İdlib’de teröristlerin kimyasal silah dahil çeşitli provokasyonlar hazırladığını savunan Rusya lideri Putin, üçlü zirvenin ardından düzenlenen ortak basın toplantısında da, Suriye’de çözüme ulaşmak için Astana formatının imkanlarını kullanacaklarını söyledi. Rusya hava kuvvetlerinin Suriye’nin güney ve batısını teröristlerden temizlediğini savunan Putin “Bizim önceliğimiz Suriye’yi teröristlerden tamamen temizlemektir. Cumhurbaşkanı Erdoğan’ın teklifiyle bütün taraflara silahları bırakma çağrısında bulunduk. Sivilleri korumak bahanesiyle teröristleri korumak ve Suriye hükümetine zarar vermek kabul edilemez.” diye konuştu. “Umarım ki barış çağrımız İdlib’teki terör örgütlerince duyulur” diyen Putin “Çatışan tüm tarafları barıştırmaya çalışıyoruz. Terör unsurları ise bu sürece dahil olmamalıdır. Parantez dışında kalmalılar. Umarım teröristler de sağduyu gösterip silahlarını bırakacaklar” dedi. Putin, Cumhurbaşkanı Erdoğan’ın İdlib’de ateşkes çağrısı yapması üzerine de bu teklifi önemsediğini belirterek şunları kaydetti: “İdlib’de yeterince sivil var. Elbette yıkıcı olan unsurlar, terör unsurları bölgede provokasyona devam ediyor. İnsansız hava araçları ile saldırıyorlar. Bunu görmezden gelemeyiz. Bu problemleri bütün yönleriyle düşünmeliyiz” değerlendirmesini yaptı.

İRAN CUMHURBAŞKANI RUHANİ:

ABD BÖLGEDEN ÇIKARILMALI

Zirvenin ev sahibi İran’ın Cumhurbaşkanı Hasan Ruhani, İdlib’de sivillerin zarar görmemesi için tedbir alınması gerektiğini vurgulayarak “İdlib’de teröristlere karşı mücadele sivillere zarar vermemelidir ve yakıp, yıkıcı olmamalıdır” dedi. Ruhani terörizmle mücadelenin uluslararası ortak bir talep olduğunu dile getirerek “Bölgedeki bazı devletlerin terörizm ve bölücülük tehlikesiyle ilgili endişelerini anlıyoruz. Ancak bu endişelerin giderilmesi için en etkili ve kalıcı yol yasal Suriye hükümetiyle iş birliğidir” görüşünü savundu. Ruhani,  Fırat’ın doğusu konusunda da sorun bulunduğunu belirterek “ABD’nin Suriye’yi derhal terk etmesi gerekli” ifadesini kullandı.

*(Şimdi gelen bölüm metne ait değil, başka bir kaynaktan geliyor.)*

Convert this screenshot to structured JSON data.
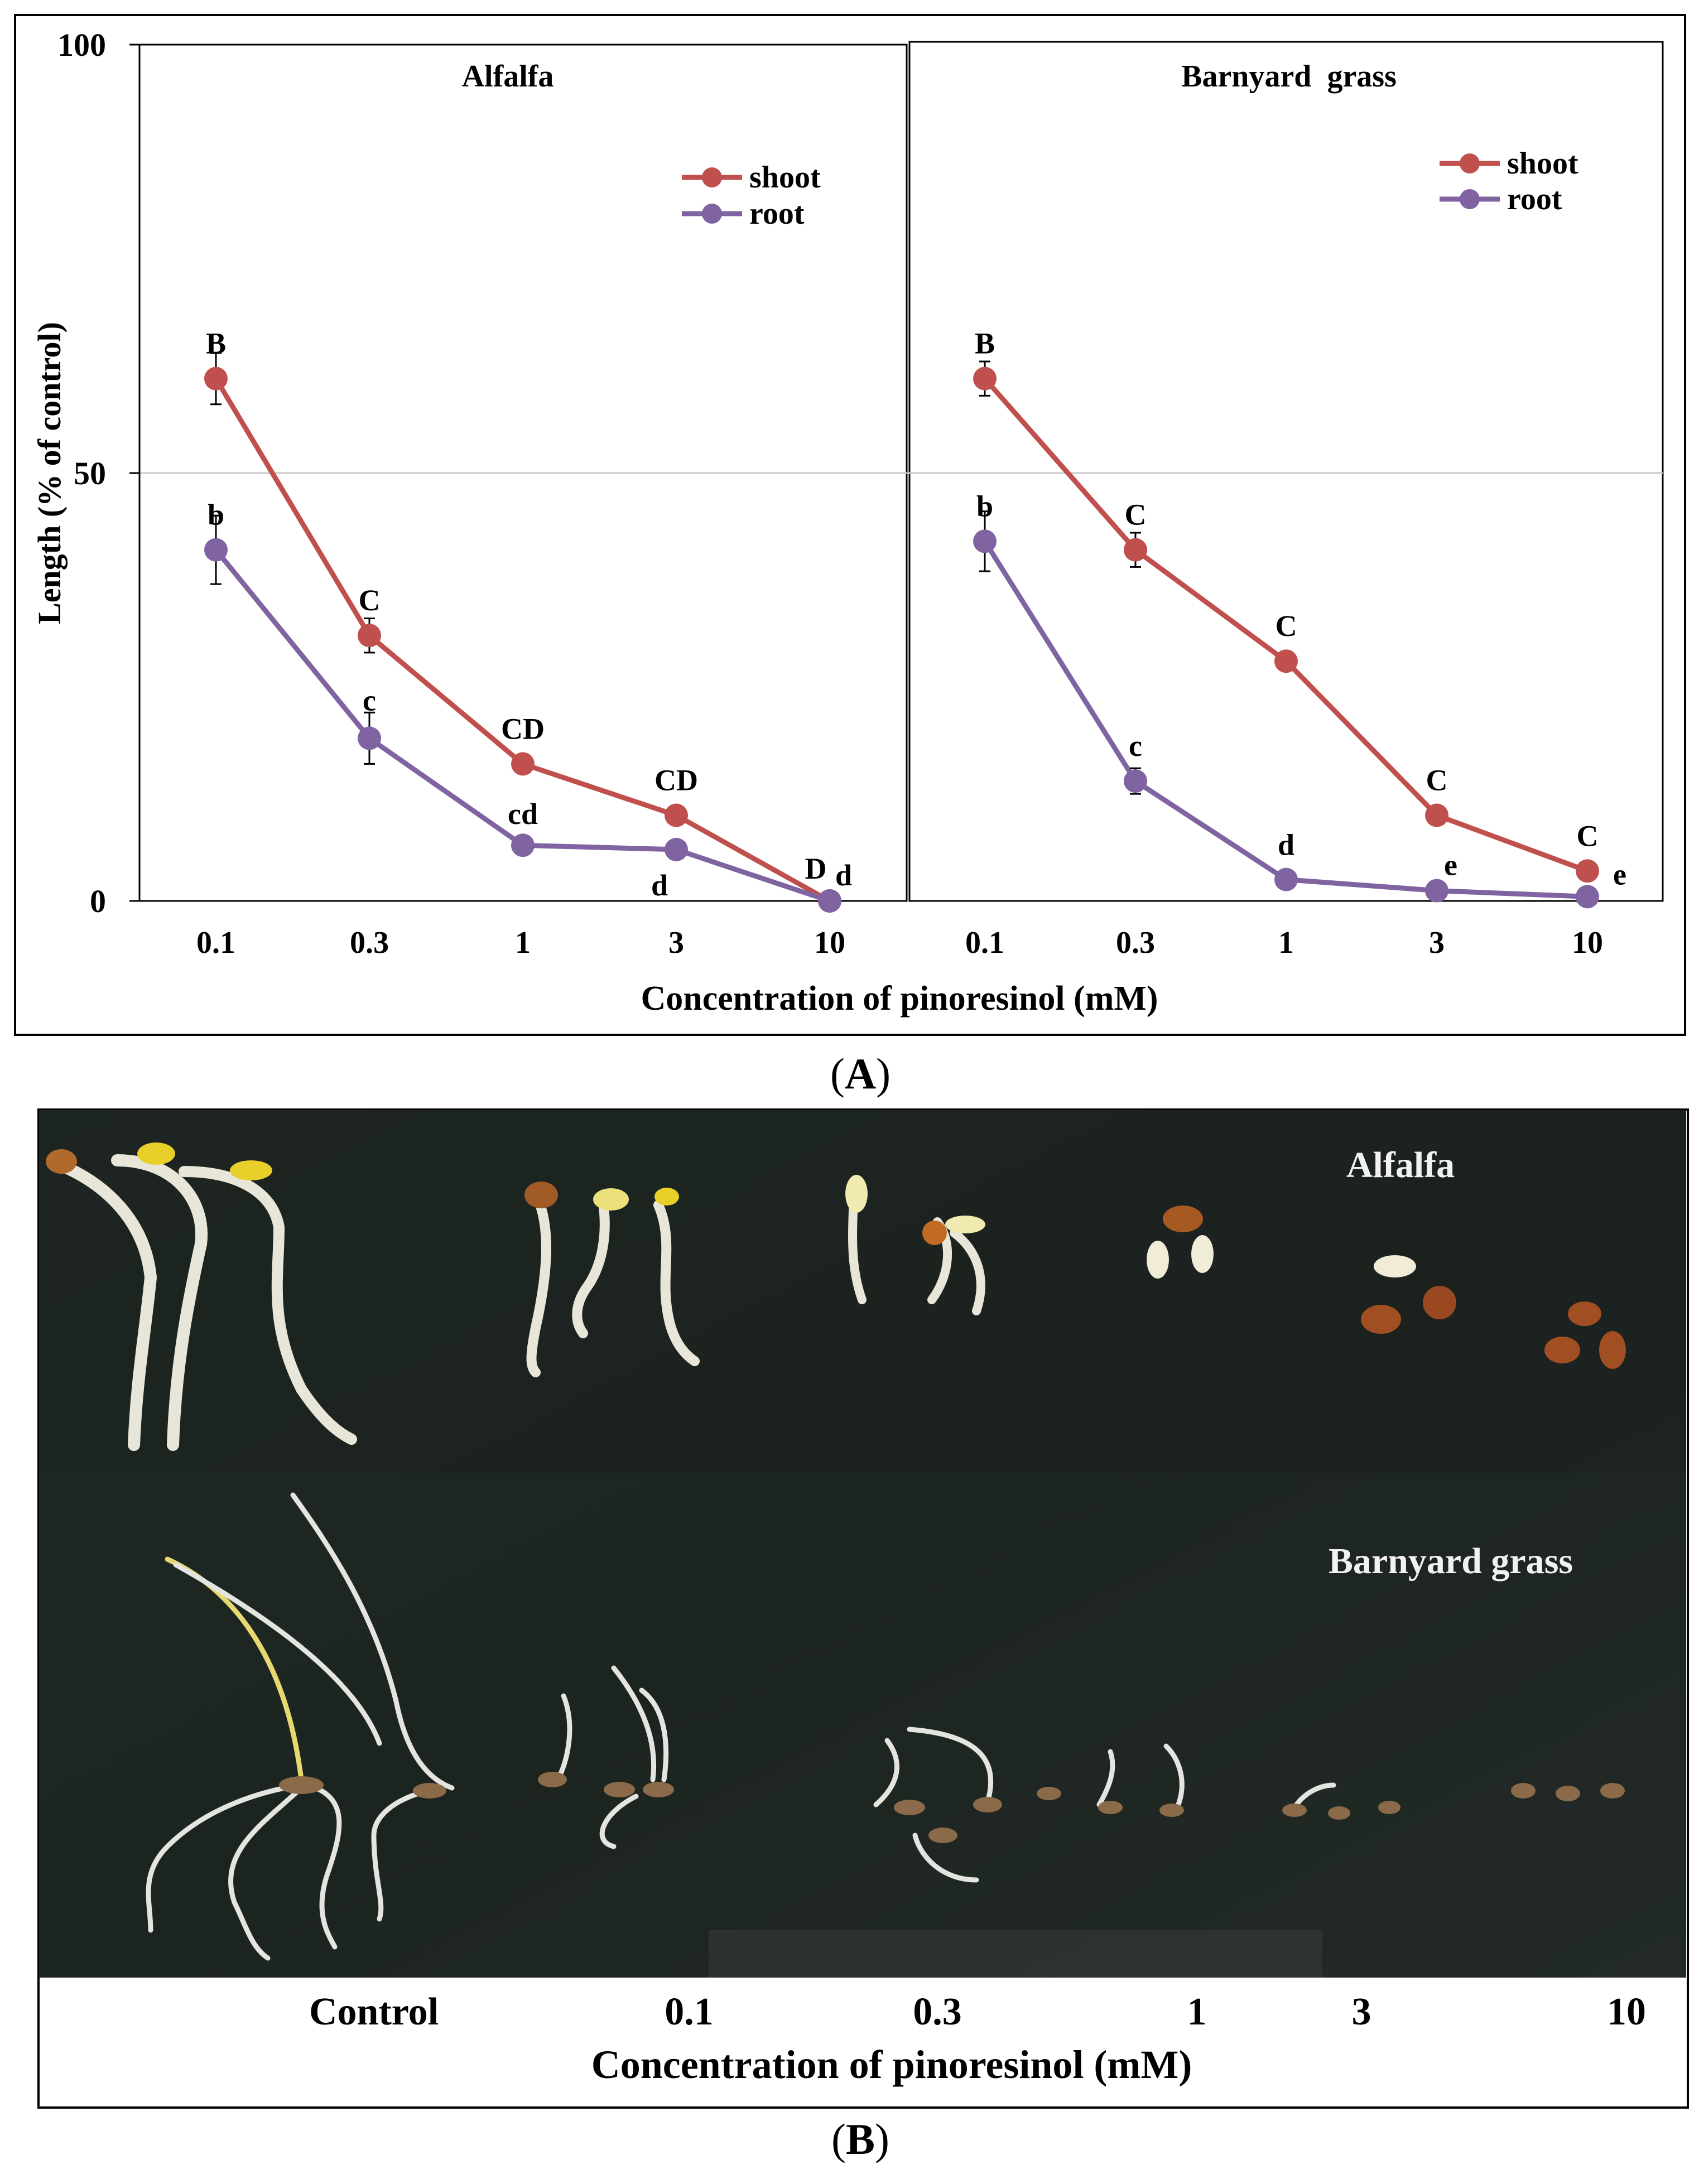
{
  "chart_data": [
    {
      "type": "line",
      "title": "Alfalfa",
      "xlabel": "Concentration of pinoresinol (mM)",
      "ylabel": "Length (% of control)",
      "categories": [
        "0.1",
        "0.3",
        "1",
        "3",
        "10"
      ],
      "ylim": [
        0,
        100
      ],
      "yticks": [
        "0",
        "50",
        "100"
      ],
      "gridlines": [
        50
      ],
      "legend_position": "top-right",
      "series": [
        {
          "name": "shoot",
          "color": "#c0504d",
          "values": [
            61,
            31,
            16,
            10,
            0
          ],
          "errors": [
            3,
            2,
            1,
            0,
            0
          ],
          "labels": [
            "B",
            "C",
            "CD",
            "CD",
            "D"
          ]
        },
        {
          "name": "root",
          "color": "#8064a2",
          "values": [
            41,
            19,
            6.5,
            6,
            0
          ],
          "errors": [
            4,
            3,
            0,
            0,
            0
          ],
          "labels": [
            "b",
            "c",
            "cd",
            "d",
            "d"
          ]
        }
      ]
    },
    {
      "type": "line",
      "title": "Barnyard  grass",
      "xlabel": "Concentration of pinoresinol (mM)",
      "ylabel": "Length (% of control)",
      "categories": [
        "0.1",
        "0.3",
        "1",
        "3",
        "10"
      ],
      "ylim": [
        0,
        100
      ],
      "gridlines": [
        50
      ],
      "legend_position": "top-right",
      "series": [
        {
          "name": "shoot",
          "color": "#c0504d",
          "values": [
            61,
            41,
            28,
            10,
            3.5
          ],
          "errors": [
            2,
            2,
            0,
            0,
            0
          ],
          "labels": [
            "B",
            "C",
            "C",
            "C",
            "C"
          ]
        },
        {
          "name": "root",
          "color": "#8064a2",
          "values": [
            42,
            14,
            2.5,
            1.2,
            0.5
          ],
          "errors": [
            3.5,
            1.5,
            0,
            0,
            0
          ],
          "labels": [
            "b",
            "c",
            "d",
            "e",
            "e"
          ]
        }
      ]
    }
  ],
  "figure": {
    "shared_xlabel": "Concentration of pinoresinol (mM)",
    "panel_a_label": "A",
    "panel_b_label": "B"
  },
  "photo": {
    "species_top": "Alfalfa",
    "species_bottom": "Barnyard grass",
    "column_labels": [
      "Control",
      "0.1",
      "0.3",
      "1",
      "3",
      "10"
    ],
    "xlabel": "Concentration of pinoresinol (mM)",
    "background": "#1d2421"
  }
}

ERDOĞAN-PUTİN ATEŞKES TARTIŞMASI

Canlı yayınlanan zirvede Cumhurbaşkanı Erdoğan ile Rusya lideri Putin arasında ‘ateşkes’ polemiği de yaşandı. Erdoğan’ın “Burada ateşkes kararını bildiriye eklersek bu zirveyi taçlandırırız” çağrısına Rus lider bildirideki 3’üncü maddenin olmasının yeterli olacağı şeklinde yanıt verdi. Erdoğan’ın acil ateşkes ısrarı üzerine Putin “Burada tüm taraflar yok. Terör örgütleri de yok bu masada. Onlar adına konuşamayız” diye yanıt verdi. Erdoğan da bunun üzerine İdlib’teki tüm örgütlere silah bırakma çağrısı yapılmasını istedi. Zirve sonrası yaılan ortak basın toplantısında üç lider de İdlib’teki örgütlere ‘silah bırakma’ çağrısı yaptı.

Açık yayın  Tahran’ın emrivakisi

Tahran’daki zirvenin açılış konuşmalarının ardından basına kapalı devam etmesi bekleniyordu. Basın mensupları, açılış konuşmalarının ardından basın toplantısının yapılacağı salona alındı. Ancak daha sonra İranlı yetkili yayın kuruluşunun yayını kesmediği ortaya çıktı. Anadolu Ajansı’na göre bu karardan Türkiye ve Rusya tarafının bilgisi yoktu.

11 maddelik Tahran Bildirisi

1) Astana formatının Ocak 2017’den bu yana sağladığı başarılar,Suriye’de şiddetin azaltılması ve güvenlik ile istikrara katkısı memnuniyet vericidir.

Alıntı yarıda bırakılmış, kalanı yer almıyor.